Au doigt et à l’œil
Sourd et pratiquement muet, le gardien français Lucas Alexandre défend solidement les cages de la REAL en D2 Amateur. Chez les valides. Où il rêve toujours de percer…
«Mon objectif, c’est de réussir dans le foot. Quand j’étais jeune, j’ai été repéré par des clubs de haut niveau, mais ils m’ont tous sorti le même message: Lucas, tu ne pourras pas passer pro parce que tu n’entends pas. Aujourd’hui, je suis en D2 Amateur, à un niveau semi-professionnel. C’est déjà pas mal, surtout pour un joueur sourd, mais ce n’est pas fini.»
Originaire de Cambrai, Lucas Alexandre (23 ans) a toujours tapé le cuir avec des valides. En communiquant avec des gestes et en lisant aussi sur les lèvres quand on lui parle doucement. Lucas n’entend absolument rien, à peine peut-il sentir des bruits très puissants grâce à leurs vibrations. Il n’est pas totalement muet. «Je fais quelques cris avec une voix très aiguë», précise-t-il. «Quand j’étais petit, ma marraine – qui habite juste en face du terrain de Proville où j’ai débuté – parvenait même à me reconnaître de chez elle quand je criais. Je n’ai jamais voulu suivre de cours pour apprendre à parler ou mettre des appareils pour entendre, car je viens d’une famille de sourds. Pourtant, sur le terrain, je me considère comme tous les autres gardiens.
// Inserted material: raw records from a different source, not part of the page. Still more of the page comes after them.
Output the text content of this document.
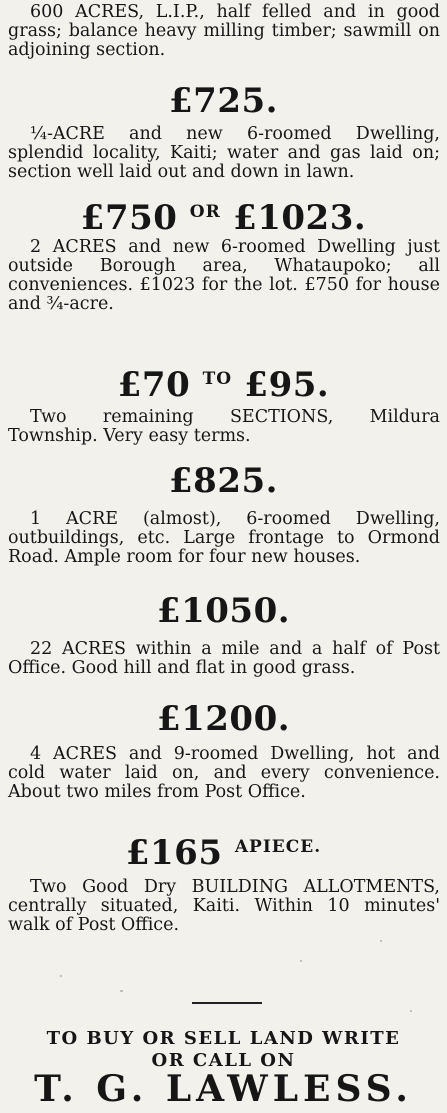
600 ACRES, L.I.P., half felled and in good grass; balance heavy milling timber; sawmill on adjoining section.

£725.

¼-ACRE and new 6-roomed Dwelling, splendid locality, Kaiti; water and gas laid on; section well laid out and down in lawn.

£750 $^{OR}$ £1023.

2 ACRES and new 6-roomed Dwelling just outside Borough area, Whataupoko; all conveniences. £1023 for the lot. £750 for house and ¾-acre.

£70 $^{TO}$ £95.

Two remaining SECTIONS, Mildura Township. Very easy terms.

£825.

1 ACRE (almost), 6-roomed Dwelling, outbuildings, etc. Large frontage to Ormond Road. Ample room for four new houses.

£1050.

22 ACRES within a mile and a half of Post Office. Good hill and flat in good grass.

£1200.

4 ACRES and 9-roomed Dwelling, hot and cold water laid on, and every convenience. About two miles from Post Office.

£165 $^{APIECE.}$

Two Good Dry BUILDING ALLOTMENTS, centrally situated, Kaiti. Within 10 minutes' walk of Post Office.

TO BUY OR SELL LAND WRITE

OR CALL ON

T. G. LAWLESS.
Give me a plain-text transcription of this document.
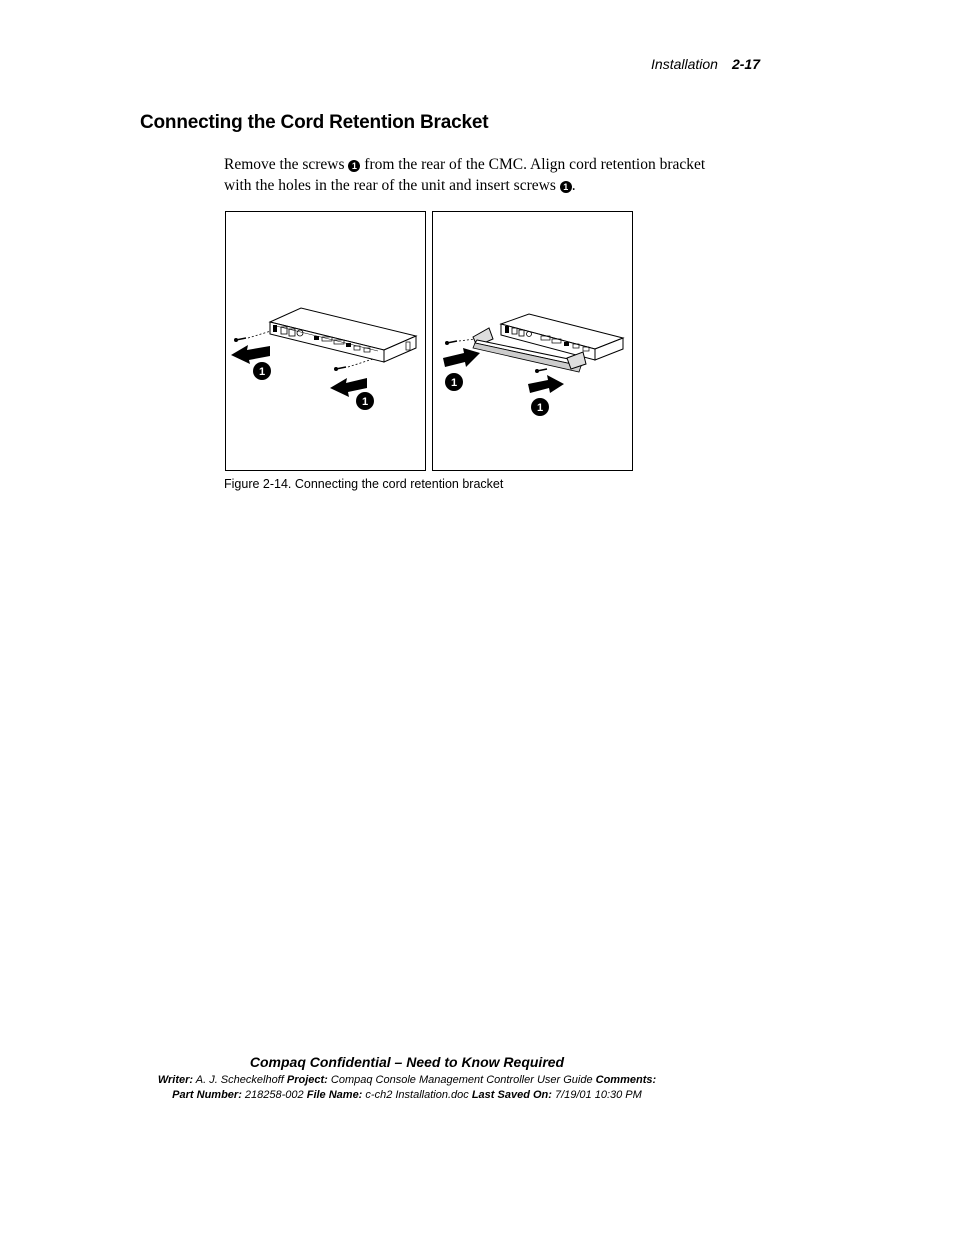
Installation 2-17
Connecting the Cord Retention Bracket
Remove the screws 1 from the rear of the CMC. Align cord retention bracket with the holes in the rear of the unit and insert screws 1 .
1
1
1
1
Figure 2-14. Connecting the cord retention bracket
Compaq Confidential – Need to Know Required
Writer: A. J. Scheckelhoff Project: Compaq Console Management Controller User Guide Comments:
Part Number: 218258-002 File Name: c-ch2 Installation.doc Last Saved On: 7/19/01 10:30 PM
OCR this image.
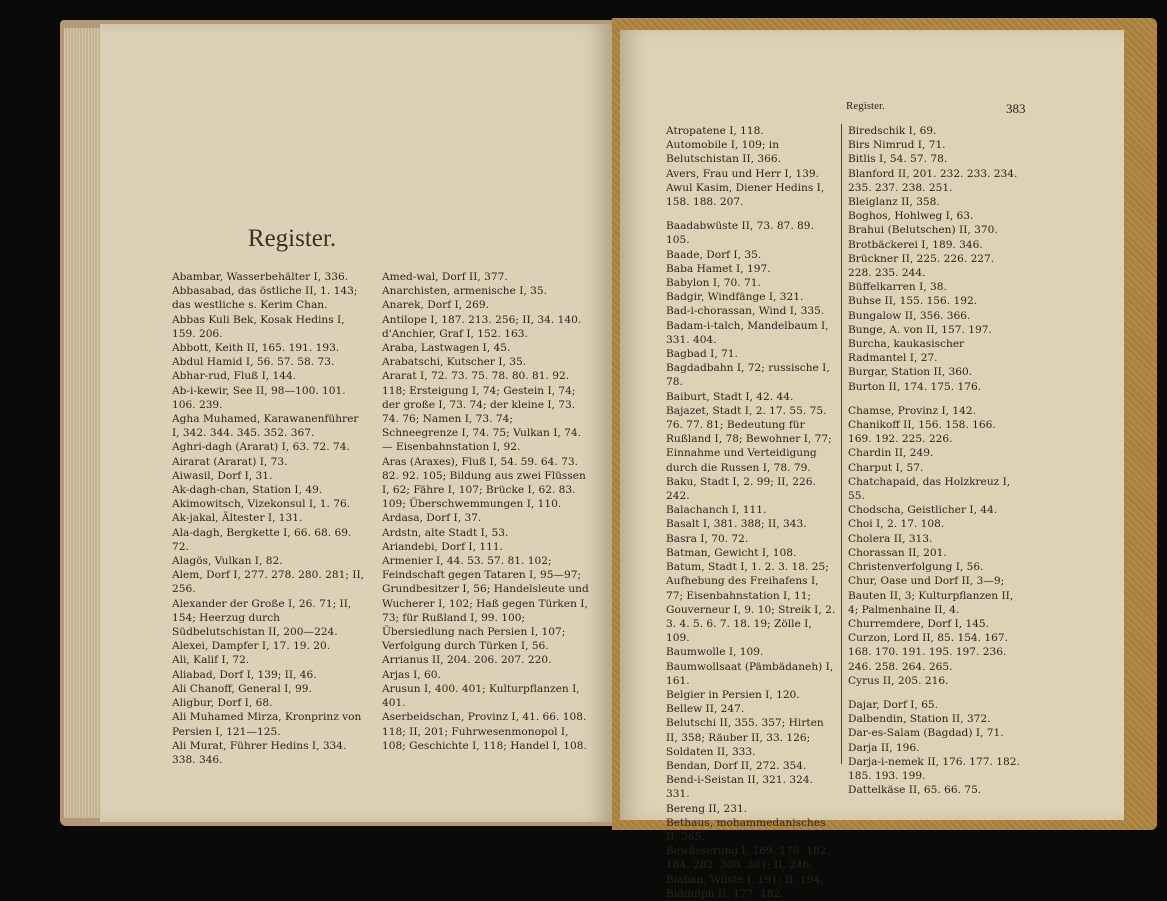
Register.

Abambar, Wasserbehälter I, 336.

Abbasabad, das östliche II, 1. 143; das westliche s. Kerim Chan.

Abbas Kuli Bek, Kosak Hedins I, 159. 206.

Abbott, Keith II, 165. 191. 193.

Abdul Hamid I, 56. 57. 58. 73.

Abhar-rud, Fluß I, 144.

Ab-i-kewir, See II, 98—100. 101. 106. 239.

Agha Muhamed, Karawanenführer I, 342. 344. 345. 352. 367.

Aghri-dagh (Ararat) I, 63. 72. 74.

Airarat (Ararat) I, 73.

Aiwasil, Dorf I, 31.

Ak-dagh-chan, Station I, 49.

Akimowitsch, Vizekonsul I, 1. 76.

Ak-jakal, Ältester I, 131.

Ala-dagh, Bergkette I, 66. 68. 69. 72.

Alagös, Vulkan I, 82.

Alem, Dorf I, 277. 278. 280. 281; II, 256.

Alexander der Große I, 26. 71; II, 154; Heerzug durch Südbelutschistan II, 200—224.

Alexei, Dampfer I, 17. 19. 20.

Ali, Kalif I, 72.

Aliabad, Dorf I, 139; II, 46.

Ali Chanoff, General I, 99.

Aligbur, Dorf I, 68.

Ali Muhamed Mirza, Kronprinz von Persien I, 121—125.

Ali Murat, Führer Hedins I, 334. 338. 346.

Amed-wal, Dorf II, 377.

Anarchisten, armenische I, 35.

Anarek, Dorf I, 269.

Antilope I, 187. 213. 256; II, 34. 140.

d'Anchier, Graf I, 152. 163.

Araba, Lastwagen I, 45.

Arabatschi, Kutscher I, 35.

Ararat I, 72. 73. 75. 78. 80. 81. 92. 118; Ersteigung I, 74; Gestein I, 74; der große I, 73. 74; der kleine I, 73. 74. 76; Namen I, 73. 74; Schneegrenze I, 74. 75; Vulkan I, 74.

— Eisenbahnstation I, 92.

Aras (Araxes), Fluß I, 54. 59. 64. 73. 82. 92. 105; Bildung aus zwei Flüssen I, 62; Fähre I, 107; Brücke I, 62. 83. 109; Überschwemmungen I, 110.

Ardasa, Dorf I, 37.

Ardstn, alte Stadt I, 53.

Ariandebi, Dorf I, 111.

Armenier I, 44. 53. 57. 81. 102; Feindschaft gegen Tataren I, 95—97; Grundbesitzer I, 56; Handelsleute und Wucherer I, 102; Haß gegen Türken I, 73; für Rußland I, 99. 100; Übersiedlung nach Persien I, 107; Verfolgung durch Türken I, 56.

Arrianus II, 204. 206. 207. 220.

Arjas I, 60.

Arusun I, 400. 401; Kulturpflanzen I, 401.

Aserbeidschan, Provinz I, 41. 66. 108. 118; II, 201; Fuhrwesenmonopol I, 108; Geschichte I, 118; Handel I, 108.

Register.	383

Atropatene I, 118.

Automobile I, 109; in Belutschistan II, 366.

Avers, Frau und Herr I, 139.

Awul Kasim, Diener Hedins I, 158. 188. 207.

Baadabwüste II, 73. 87. 89. 105.

Baade, Dorf I, 35.

Baba Hamet I, 197.

Babylon I, 70. 71.

Badgir, Windfänge I, 321.

Bad-i-chorassan, Wind I, 335.

Badam-i-talch, Mandelbaum I, 331. 404.

Bagbad I, 71.

Bagdadbahn I, 72; russische I, 78.

Baiburt, Stadt I, 42. 44.

Bajazet, Stadt I, 2. 17. 55. 75. 76. 77. 81; Bedeutung für Rußland I, 78; Bewohner I, 77; Einnahme und Verteidigung durch die Russen I, 78. 79.

Baku, Stadt I, 2. 99; II, 226. 242.

Balachanch I, 111.

Basalt I, 381. 388; II, 343.

Basra I, 70. 72.

Batman, Gewicht I, 108.

Batum, Stadt I, 1. 2. 3. 18. 25; Aufhebung des Freihafens I, 77; Eisenbahnstation I, 11; Gouverneur I, 9. 10; Streik I, 2. 3. 4. 5. 6. 7. 18. 19; Zölle I, 109.

Baumwolle I, 109.

Baumwollsaat (Pämbädaneh) I, 161.

Belgier in Persien I, 120.

Bellew II, 247.

Belutschi II, 355. 357; Hirten II, 358; Räuber II, 33. 126; Soldaten II, 333.

Bendan, Dorf II, 272. 354.

Bend-i-Seistan II, 321. 324. 331.

Bereng II, 231.

Bethaus, mohammedanisches II, 365.

Bewässerung I, 169. 176. 182. 184. 282. 300. 301; II, 246.

Biaban, Wüste I, 191; II, 194.

Biddulph II, 177. 182.

Biredschik I, 69.

Birs Nimrud I, 71.

Bitlis I, 54. 57. 78.

Blanford II, 201. 232. 233. 234. 235. 237. 238. 251.

Bleiglanz II, 358.

Boghos, Hohlweg I, 63.

Brahui (Belutschen) II, 370.

Brotbäckerei I, 189. 346.

Brückner II, 225. 226. 227. 228. 235. 244.

Büffelkarren I, 38.

Buhse II, 155. 156. 192.

Bungalow II, 356. 366.

Bunge, A. von II, 157. 197.

Burcha, kaukasischer Radmantel I, 27.

Burgar, Station II, 360.

Burton II, 174. 175. 176.

Chamse, Provinz I, 142.

Chanikoff II, 156. 158. 166. 169. 192. 225. 226.

Chardin II, 249.

Charput I, 57.

Chatchapaid, das Holzkreuz I, 55.

Chodscha, Geistlicher I, 44.

Choi I, 2. 17. 108.

Cholera II, 313.

Chorassan II, 201.

Christenverfolgung I, 56.

Chur, Oase und Dorf II, 3—9; Bauten II, 3; Kulturpflanzen II, 4; Palmenhaine II, 4.

Churremdere, Dorf I, 145.

Curzon, Lord II, 85. 154. 167. 168. 170. 191. 195. 197. 236. 246. 258. 264. 265.

Cyrus II, 205. 216.

Dajar, Dorf I, 65.

Dalbendin, Station II, 372.

Dar-es-Salam (Bagdad) I, 71.

Darja II, 196.

Darja-i-nemek II, 176. 177. 182. 185. 193. 199.

Dattelkäse II, 65. 66. 75.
Eux font des gestes et crient pour communiquer avec leurs joueurs. Moi, j’utilise d’abord ma voix pour les appeler, puis les gestes pour leur donner les consignes.» En avant-match et à la mi-temps, le Cambrésien sort aussi par moments son téléphone pour être sûr que son message passe. Une communication qui diffère totalement de celle en cours avec l’Équipe de France des Sourds et Malentendants, qu’il représente depuis sept ans. «En sélection, soit on n’entend rien, soit on entend peu, mais on sait tous signer donc on se comprend directement très facilement.»
Sur le terrain, je me considère comme tous les autres gardiens.» LUCAS ALEXANDRE
Avec les Bleus, Lucas a participé à deux Deaflympics – l’équivalent des Jeux Olympiques – en 2016 et 2022. Lors de cette dernière édition, au Brésil, il a disputé tous les matches jusqu’en finale, où la France s’est inclinée contre l’Ukraine. Pas grave: il a plein d’autres échéances devant lui, de la Coupe du monde en Malaisie en 2023 aux Deaflympics 2025 à Tokyo en passant par l’EURO 2024 en Turquie.
Gardien grâce au cousin
Toujours plus loin de cette époque où Lucas évoluait en tant que joueur de champ dans le petit club de Proville, dans la banlieue de Cambrai, avec son cousin. «Évidemment, je regardais tout ce qu’il faisait sur le terrain et j’essayais de le reproduire, mais ce n’était pas facile vu que je n’entendais aucun son». Pas évident lorsqu’un adversaire arrive par derrière.
Un jour de match à Marquion, son cousin est sorti du vestiaire avec la tenue de gardien, alors qu’il n’avait aucune expérience entre les perches. «Il a pris beaucoup de buts donc à la mi-temps, j’ai demandé pour aller dans les cages… et je n’ai plus jamais quitté mon poste.» Lucas transitera par Escaudoeuvres, Cambrai puis Itancourt en Régional 1 (le sixième échelon français) avant de débarquer à la REAL à l’été 2022. Pour tenter quelque chose de neuf de l’autre côté de la frontière. «À ce niveau, je dois plus que jamais rester attentif pour saisir tout ce qu’il se passe. Ce n’est que quand j’ai la balle et que les joueurs adverses ne bougent plus que je comprends que je peux m’arrêter parce qu’il y a une faute ou un hors-jeu.» Après un début de saison canon, le club lessinois est progressivement rentré dans le rang pour truster les places du ventre mou. «Depuis la trêve, chaque match est une finale: on doit absolument éviter de se faire peur et jouer le maintien facile.» Lucas, lui, continue de se focaliser uniquement sur le foot avec l’espoir d’en faire son métier. Et de continuer à prouver que «nous, les sourds, on boit, on mange, on court et on joue au foot tout comme vous, mais on n’entend pas. C’est ça la différence.»